3/ the (AA or Linoleic acid) omega-6 to omega-3 (EPA and DHA) should be something more like 2:1, rather than 20:1.
4/ High levels of omega-6 can actually block omega-3 usage, since omega-6 competes for the same elongase enzymes that the body uses in utilizing the omega-3 oil. Similarly, conversion of ALA is inhibited by n-6 and n-3 PUFAs
Enough already you say. Lets look at the oils and nutrition differences between farmed and wild salmon…
The fish highest in omega-3 fatty acids are salmon, sardines, herring, trout, mackerel and both albacore and blue fin tuna. Cold water fish get a lot of omega 3 fats from the fish they eat, which get it in turn ultimately from cold water plankton. It may also be that cold itself stimulates fish to make more omega-3's.
I put together a list to compare oils between fish species below:
From this picture – it can be seen that while cod and salmon have the highest Omega-3 levels; tuna, flounder and rockfish have better (lower) Omega-6 to Omega-3 levels. However, all the fish (exception lemon sole) have low Omega-6 to Omega-3 ratios.
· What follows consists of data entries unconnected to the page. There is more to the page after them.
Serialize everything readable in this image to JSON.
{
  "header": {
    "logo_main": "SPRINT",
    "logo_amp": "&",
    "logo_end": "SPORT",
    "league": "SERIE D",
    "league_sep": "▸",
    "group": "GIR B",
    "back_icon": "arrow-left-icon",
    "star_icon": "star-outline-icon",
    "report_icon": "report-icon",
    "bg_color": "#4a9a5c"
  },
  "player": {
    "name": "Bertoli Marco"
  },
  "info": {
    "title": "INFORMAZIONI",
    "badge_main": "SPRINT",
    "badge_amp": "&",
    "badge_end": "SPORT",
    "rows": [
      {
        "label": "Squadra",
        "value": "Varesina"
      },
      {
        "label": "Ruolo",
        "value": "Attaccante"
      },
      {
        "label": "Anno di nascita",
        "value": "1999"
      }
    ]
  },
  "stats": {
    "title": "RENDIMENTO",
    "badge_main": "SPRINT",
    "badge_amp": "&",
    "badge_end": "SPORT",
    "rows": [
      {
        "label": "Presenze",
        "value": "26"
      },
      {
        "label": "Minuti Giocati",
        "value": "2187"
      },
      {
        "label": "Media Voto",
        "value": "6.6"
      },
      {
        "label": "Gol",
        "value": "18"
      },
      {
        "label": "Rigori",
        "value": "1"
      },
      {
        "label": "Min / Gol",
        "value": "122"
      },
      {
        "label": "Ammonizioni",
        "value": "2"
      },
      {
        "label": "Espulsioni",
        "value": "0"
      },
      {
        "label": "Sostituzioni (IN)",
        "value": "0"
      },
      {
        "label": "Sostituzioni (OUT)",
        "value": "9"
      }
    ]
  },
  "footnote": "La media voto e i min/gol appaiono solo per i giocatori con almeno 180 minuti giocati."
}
There are conflicting reports about whether wild or farmed salmon have more Omega-3s. I'd guess that each study had differently fed fish, and that needs to be explained before any meaningful comparisons can be made.
Also, returning wild salmon stop eating, and use-up oils as an energy source once the enter fresh water. So location and nutritional health of the fish examined are also keys to comparing.
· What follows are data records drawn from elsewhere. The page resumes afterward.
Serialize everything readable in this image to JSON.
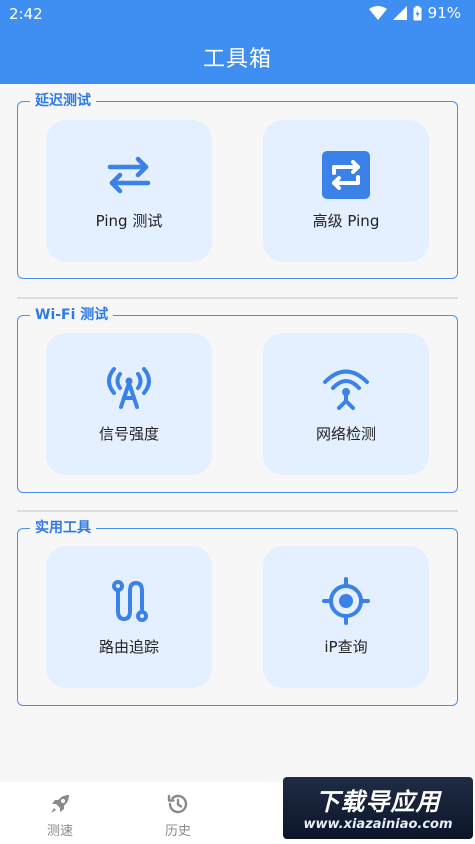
{
  "status": {
    "time": "2:42",
    "battery": "91%"
  },
  "header": {
    "title": "工具箱"
  },
  "sections": [
    {
      "label": "延迟测试",
      "tiles": [
        {
          "label": "Ping 测试",
          "icon": "swap-arrows-icon"
        },
        {
          "label": "高级 Ping",
          "icon": "repeat-square-icon"
        }
      ]
    },
    {
      "label": "Wi-Fi 测试",
      "tiles": [
        {
          "label": "信号强度",
          "icon": "antenna-signal-icon"
        },
        {
          "label": "网络检测",
          "icon": "wifi-tower-icon"
        }
      ]
    },
    {
      "label": "实用工具",
      "tiles": [
        {
          "label": "路由追踪",
          "icon": "route-icon"
        },
        {
          "label": "iP查询",
          "icon": "target-icon"
        }
      ]
    }
  ],
  "bottom_nav": [
    {
      "label": "测速",
      "icon": "rocket-icon"
    },
    {
      "label": "历史",
      "icon": "history-icon"
    }
  ],
  "watermark": {
    "title": "下载导应用",
    "url": "www.xiazainiao.com"
  },
  "colors": {
    "primary": "#3f8ef1",
    "tile_bg": "#e4efff",
    "section_border": "#4a8fea",
    "section_label": "#2f7be6"
  }
}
For the most part - all fish and fish oils are ultimately good for you (you can do without the contaminants, though).
Having said all of this; farmed salmon is much higher in saturated fats than wild salmon. This can contribute to health problems. According to the U.S. Department of Agriculture, farmed Atlantic salmon contain 70 percent more fat than wild Atlantic salmon and 200 percent more fat than wild Pacific salmon.
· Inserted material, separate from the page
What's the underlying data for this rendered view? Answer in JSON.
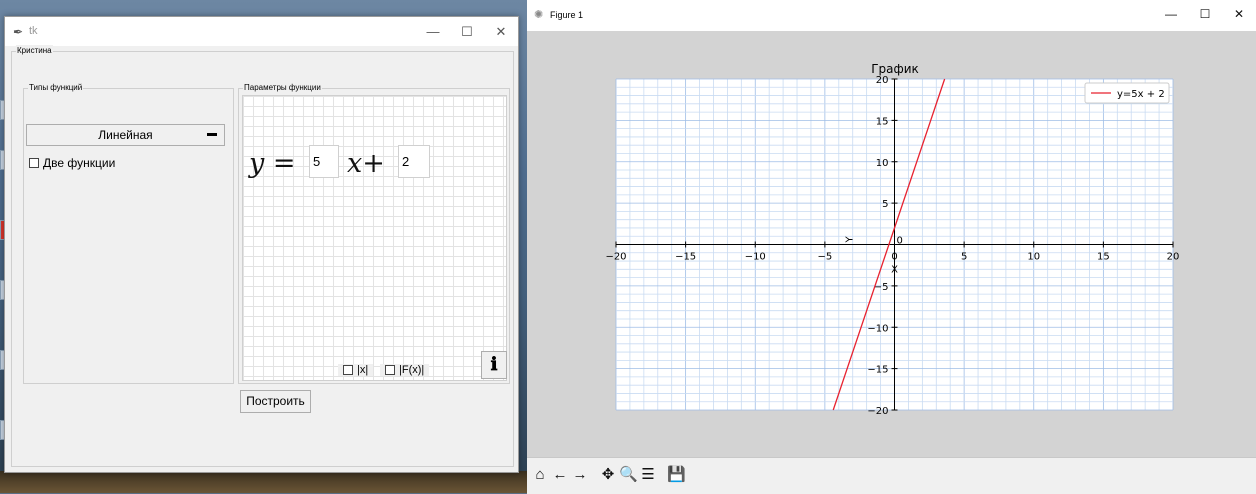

There are also changes in the fatty acid composition of farmed salmon; as salmon farmers are switching from fish-based oils in the feed, to other plant-based oils and from fishmeal-based filler to corn meal filler.
Then there are other contaminants in the feed, as well. I’ll save that conversation for later…
I'll definitely have to go over those posts 3-4 times for it to sink in. Thanks for the information.